Why did the U.S.S.R. come to an end?

The Soviet Union ceased to exist on December 25, 1991, as President Mikhail Gorbachev announced its dissolution. The day also marked the birth of the Russian Federation with Boris Yeltsin as its first president.

The world’s largest communist state, the mammoth power that had influenced international politics for so long, was dissolved to form 15 independent republics. What brought the giant down? There were many factors that led to this – political, economic, social and military. The Soviet economy had been suffering for a long time, and the country’s bureaucracy was inefficient.
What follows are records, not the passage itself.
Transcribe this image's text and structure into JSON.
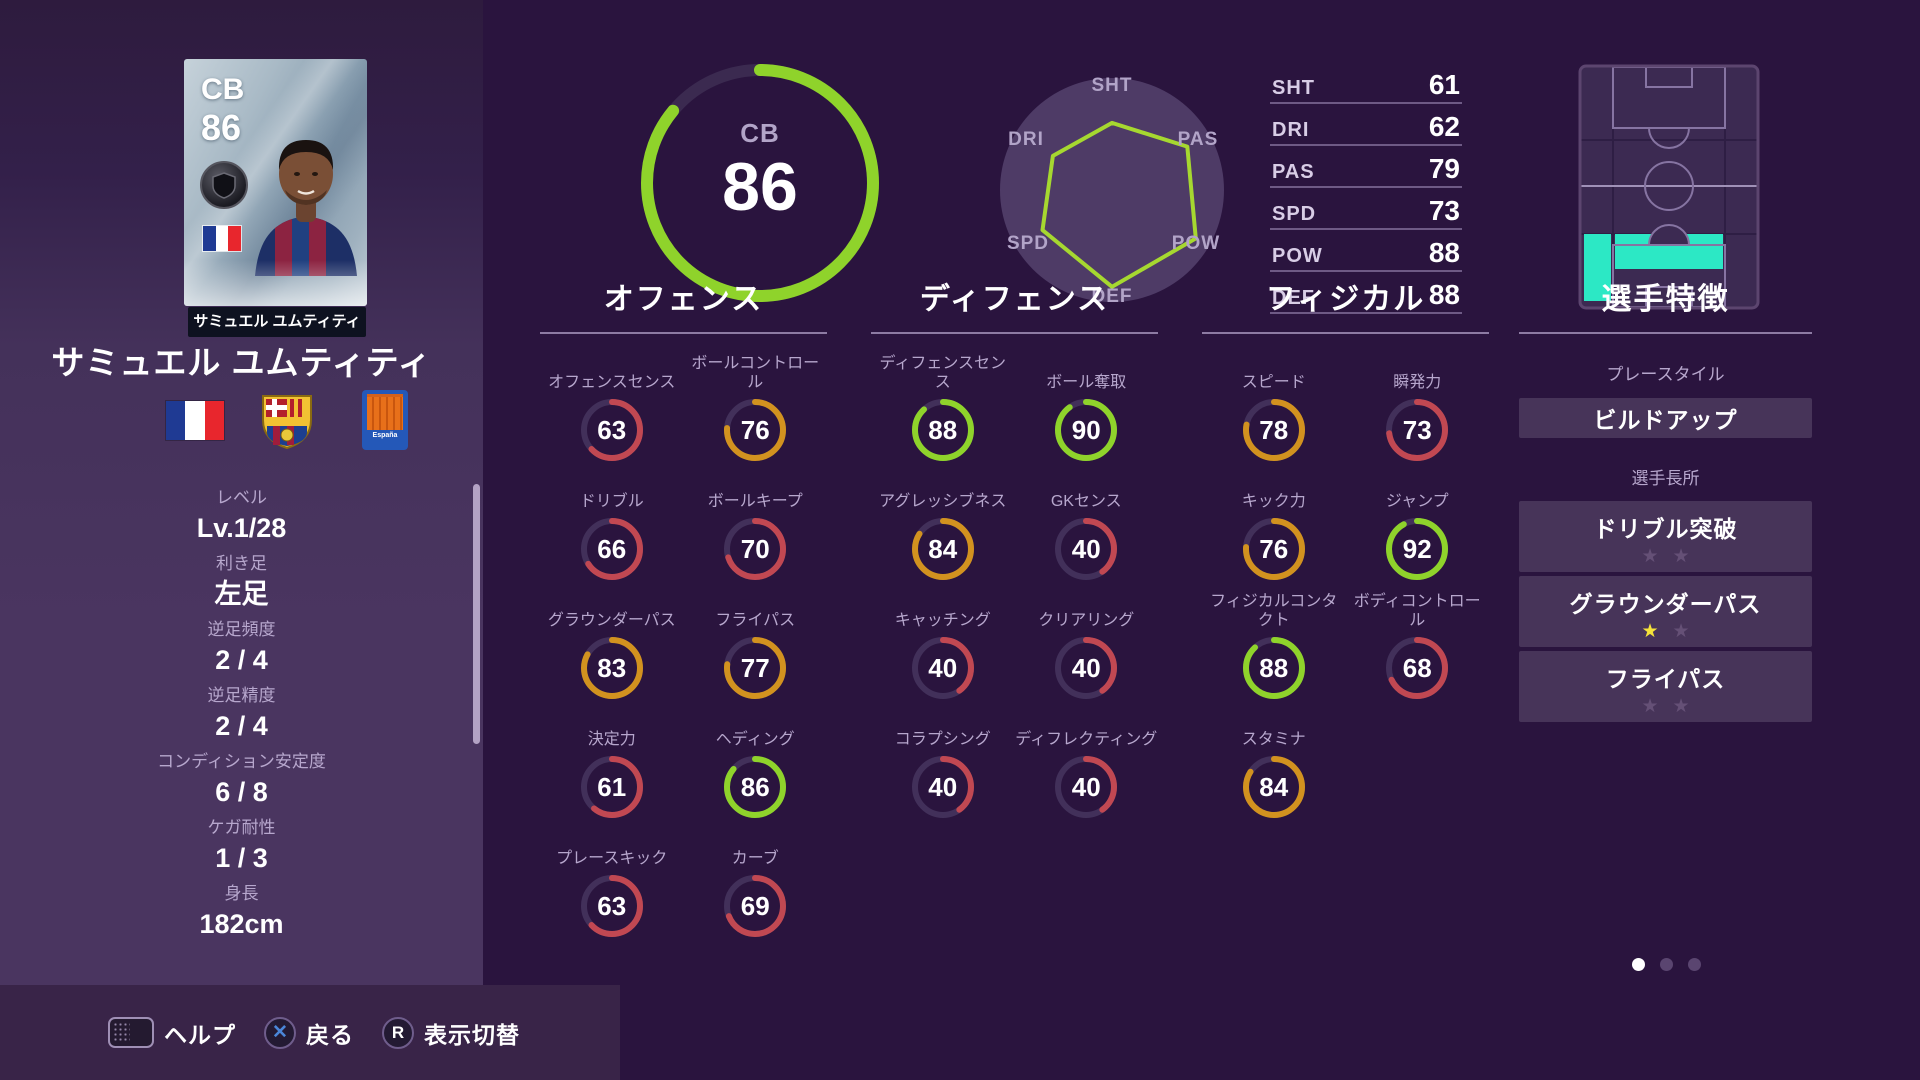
{
  "colors": {
    "bg": "#2a143e",
    "sidebar": "#4a3560",
    "sidebar_top": "#2e1b3e",
    "footer": "#392448",
    "green": "#8fd32b",
    "orange": "#d2921f",
    "red": "#c14852",
    "track": "#42305a",
    "radar_bg": "#4e3b66",
    "radar_stroke": "#a6d830",
    "text_dim": "#b7a7cd",
    "underline": "#6e5a85",
    "box": "#473459",
    "cyan": "#2ce8c5",
    "pitch_bg": "#3c2a52",
    "pitch_line": "#8674a2",
    "star_on": "#f5e33a",
    "star_off": "#655076",
    "dot_on": "#ffffff",
    "dot_off": "#5a4570",
    "x_blue": "#4a86d8"
  },
  "card": {
    "position": "CB",
    "rating": "86",
    "name": "サミュエル ユムティティ"
  },
  "player": {
    "name": "サミュエル ユムティティ",
    "info": [
      {
        "label": "レベル",
        "value": "Lv.1/28"
      },
      {
        "label": "利き足",
        "value": "左足"
      },
      {
        "label": "逆足頻度",
        "value": "2 / 4"
      },
      {
        "label": "逆足精度",
        "value": "2 / 4"
      },
      {
        "label": "コンディション安定度",
        "value": "6 / 8"
      },
      {
        "label": "ケガ耐性",
        "value": "1 / 3"
      },
      {
        "label": "身長",
        "value": "182cm"
      }
    ]
  },
  "overall": {
    "position": "CB",
    "rating": 86
  },
  "radar": {
    "axes": [
      "SHT",
      "PAS",
      "POW",
      "DEF",
      "SPD",
      "DRI"
    ],
    "values": [
      61,
      79,
      88,
      88,
      73,
      62
    ]
  },
  "summary": [
    {
      "label": "SHT",
      "value": 61
    },
    {
      "label": "DRI",
      "value": 62
    },
    {
      "label": "PAS",
      "value": 79
    },
    {
      "label": "SPD",
      "value": 73
    },
    {
      "label": "POW",
      "value": 88
    },
    {
      "label": "DEF",
      "value": 88
    }
  ],
  "sections": [
    {
      "title": "オフェンス",
      "stats": [
        {
          "name": "オフェンスセンス",
          "value": 63
        },
        {
          "name": "ボールコントロール",
          "value": 76
        },
        {
          "name": "ドリブル",
          "value": 66
        },
        {
          "name": "ボールキープ",
          "value": 70
        },
        {
          "name": "グラウンダーパス",
          "value": 83
        },
        {
          "name": "フライパス",
          "value": 77
        },
        {
          "name": "決定力",
          "value": 61
        },
        {
          "name": "ヘディング",
          "value": 86
        },
        {
          "name": "プレースキック",
          "value": 63
        },
        {
          "name": "カーブ",
          "value": 69
        }
      ]
    },
    {
      "title": "ディフェンス",
      "stats": [
        {
          "name": "ディフェンスセンス",
          "value": 88
        },
        {
          "name": "ボール奪取",
          "value": 90
        },
        {
          "name": "アグレッシブネス",
          "value": 84
        },
        {
          "name": "GKセンス",
          "value": 40
        },
        {
          "name": "キャッチング",
          "value": 40
        },
        {
          "name": "クリアリング",
          "value": 40
        },
        {
          "name": "コラプシング",
          "value": 40
        },
        {
          "name": "ディフレクティング",
          "value": 40
        }
      ]
    },
    {
      "title": "フィジカル",
      "stats": [
        {
          "name": "スピード",
          "value": 78
        },
        {
          "name": "瞬発力",
          "value": 73
        },
        {
          "name": "キック力",
          "value": 76
        },
        {
          "name": "ジャンプ",
          "value": 92
        },
        {
          "name": "フィジカルコンタクト",
          "value": 88
        },
        {
          "name": "ボディコントロール",
          "value": 68
        },
        {
          "name": "スタミナ",
          "value": 84
        }
      ]
    }
  ],
  "traits": {
    "title": "選手特徴",
    "playstyle_label": "プレースタイル",
    "playstyle": "ビルドアップ",
    "skills_label": "選手長所",
    "skills": [
      {
        "name": "ドリブル突破",
        "stars": 0,
        "stars_max": 2
      },
      {
        "name": "グラウンダーパス",
        "stars": 1,
        "stars_max": 2
      },
      {
        "name": "フライパス",
        "stars": 0,
        "stars_max": 2
      }
    ]
  },
  "pagination": {
    "total": 3,
    "active": 0
  },
  "footer": {
    "help_label": "ヘルプ",
    "back_key": "✕",
    "back_label": "戻る",
    "toggle_key": "R",
    "toggle_label": "表示切替"
  },
  "chart_data": {
    "type": "radar",
    "categories": [
      "SHT",
      "PAS",
      "POW",
      "DEF",
      "SPD",
      "DRI"
    ],
    "values": [
      61,
      79,
      88,
      88,
      73,
      62
    ],
    "title": "player attribute hexagon",
    "range": [
      0,
      100
    ]
  }
}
Mikhail Gorbachev, who was appointed the general secretary of the Communist Party in 1985, wanted to give the system a strong push. He brought in two major policies, ‘glasnost’ (which means ‘openness’) and ‘perestroika’ (‘restructuring’). Glasnost gave people the freedom of speech, and religion was restored. Hundreds of former dissenters were released from prison. The aim of perestroika was to adopt a mixed economic system of communism and capitalism. All this was strange and too sudden for the hitherto closed Soviet system, and created social and economic tensions. Under the Soviet economy, all sources of industrial and agricultural production were under the control of the government, and this idea was shaken by the new reforms. Nationalist parties soon raised their heads in the constituent republics posing a threat to the Soviet monolith.